I laughed. "How much time do you have?"

I thought for a moment. I had been feeling light-headed for a few weeks. I chalked it up to a head cold or anxiety about my busy fall. Still, I mentioned the wooziness to him.

"We'll run some tests," he told me.

"Thank you."

I went upstairs, got my arm pricked, and went home. The test results were emailed to me later that day. My cholestoral was off the charts. The bad kind was high, the good kind was low, and I didn't know what that meant.

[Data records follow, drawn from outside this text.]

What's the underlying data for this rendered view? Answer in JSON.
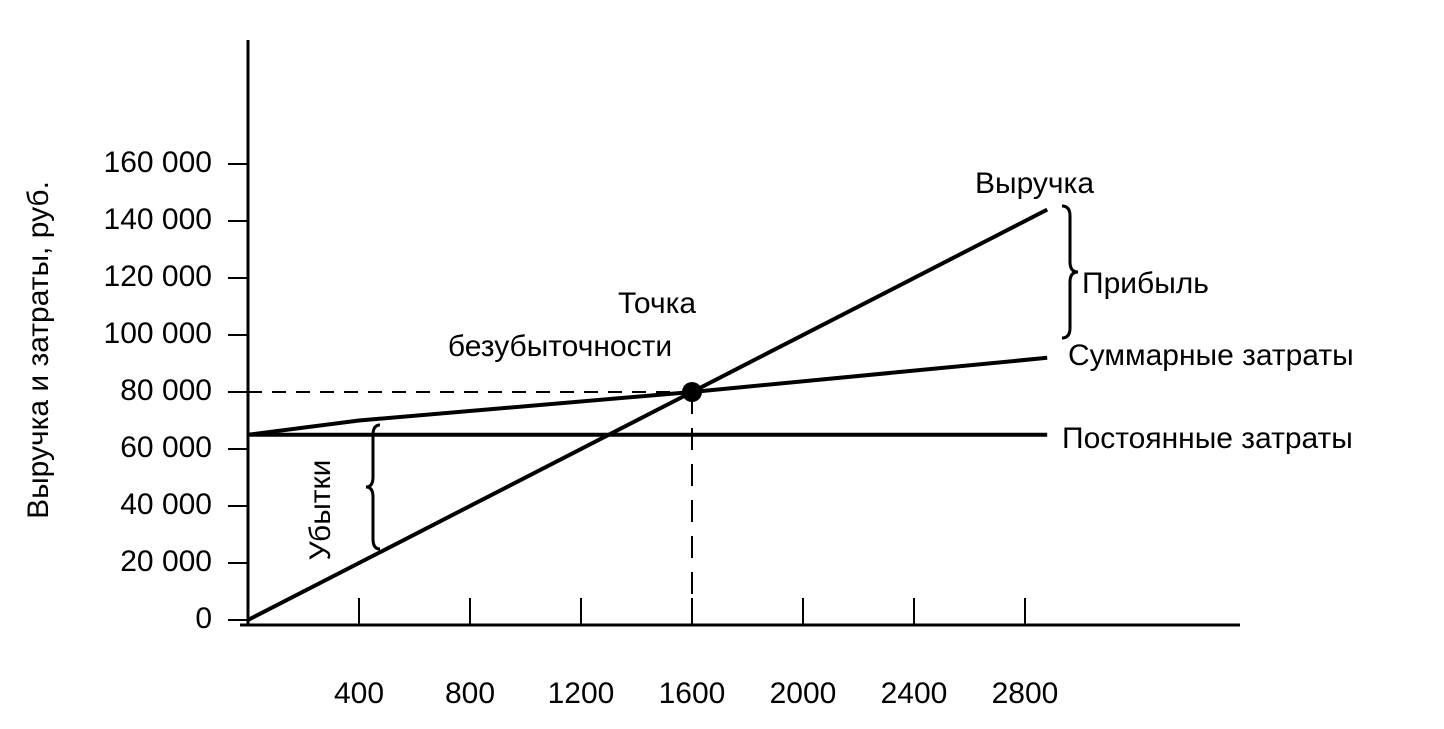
{
  "chart_data": {
    "type": "line",
    "y_label": "Выручка и затраты, руб.",
    "x": [
      0,
      400,
      1600,
      2880
    ],
    "series": [
      {
        "name": "Выручка",
        "color": "#000000",
        "values": [
          0,
          20000,
          80000,
          144000
        ]
      },
      {
        "name": "Суммарные затраты",
        "color": "#000000",
        "values": [
          65000,
          70000,
          80000,
          92000
        ]
      },
      {
        "name": "Постоянные затраты",
        "color": "#000000",
        "values": [
          65000,
          65000,
          65000,
          65000
        ]
      }
    ],
    "break_even": {
      "x": 1600,
      "y": 80000
    },
    "annotations": [
      "Прибыль",
      "Точка",
      "безубыточности",
      "Убытки"
    ],
    "xlim": [
      0,
      3600
    ],
    "ylim": [
      0,
      200000
    ],
    "xticks": [
      400,
      800,
      1200,
      1600,
      2000,
      2400,
      2800
    ],
    "yticks": [
      0,
      {
        "value": 20000,
        "label": "20 000"
      },
      {
        "value": 40000,
        "label": "40 000"
      },
      {
        "value": 60000,
        "label": "60 000"
      },
      {
        "value": 80000,
        "label": "80 000"
      },
      {
        "value": 100000,
        "label": "100 000"
      },
      {
        "value": 120000,
        "label": "120 000"
      },
      {
        "value": 140000,
        "label": "140 000"
      },
      {
        "value": 160000,
        "label": "160 000"
      }
    ],
    "grid": false
  }
}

Happy Valley Improv had a show that night. We led workshops about improv and teaching with professors this fall. Some of those faculty were performing too. One of those participants was a professor of nutrition. I showed her the results on my phone before the show.

"How bad is this?" I asked her.

"How long do you want to live?" she responded seriously.


My mind raced. How was my cholestoral this high? I exercise, eat relatively well, and haven't had health problems in the pass.

I was a mess during our improv show. It wasn't my worst performance, but it wasn't my best. Anxious? Maybe. Processing my unhealthy body? For sure.

I called my father the next morning. We talked about nothing for a few minutes. Suddenly, I began to cry. It was good to hear my dad's voice, and I just needed to cry. Dad reminded me of Mom, Mom reminded me of childhood, and childhood reminded me of home. And it was safe to cry at home, and so I did. Am I crazy, anxiety-ridden mess? I don't think so. Not anymore than anybody else. I'm a human being who thinks and feels things and, in that moment, I was overwhelmed by my circumstances. And crying is a natural way to respond to being overwhelmed, and so I cried. I went upstairs. Katie saw that I was crying.

"Why are you crying?" she asked.

"I don't know." And I cried some more. And she held me. And I felt better.

There you go.

Are my insides still messy? Sure. I need a vacation. Being a human being is messy. And I'm a human being. And I'm processing lumps, mortality, distance from home, family, parenthood, and a new career as a professor. A little crying goes a long way to feeling the sadness in these things. And there is great sadness in being a human being, even if we pretend there isn't. There's great joy too, but I think it's wrong to repress the sadness, the anxiety, and the chaos of our precarious lives. Messy, baby.

So I'm eating oatmeal now. And cereal. And seven-grain bread. Take that, high cholestoral. We'll see how it works. I'll go back to the doctor in a couple of months, and see where I'm at. Oh, and I gave up coffee too. I love coffee, but have been drinking extreme mounts of caffiene to keep pace with this racing fall.

There was a physics professor in our improv workshop. He overheard me whining about my cholestoral before our show. Who didn't overhear me? I'm transparent. Anyway, this professor is in his fifties.

"Mueslix and a grapefruit," he said. "It's time."

"Does that work?" I laughed.

"Like a charm."

Pizza, fare thee well. Candy, ice cream, and saturated fats? Get away from me, Satan. I guess I'm on a diet now. That's fine.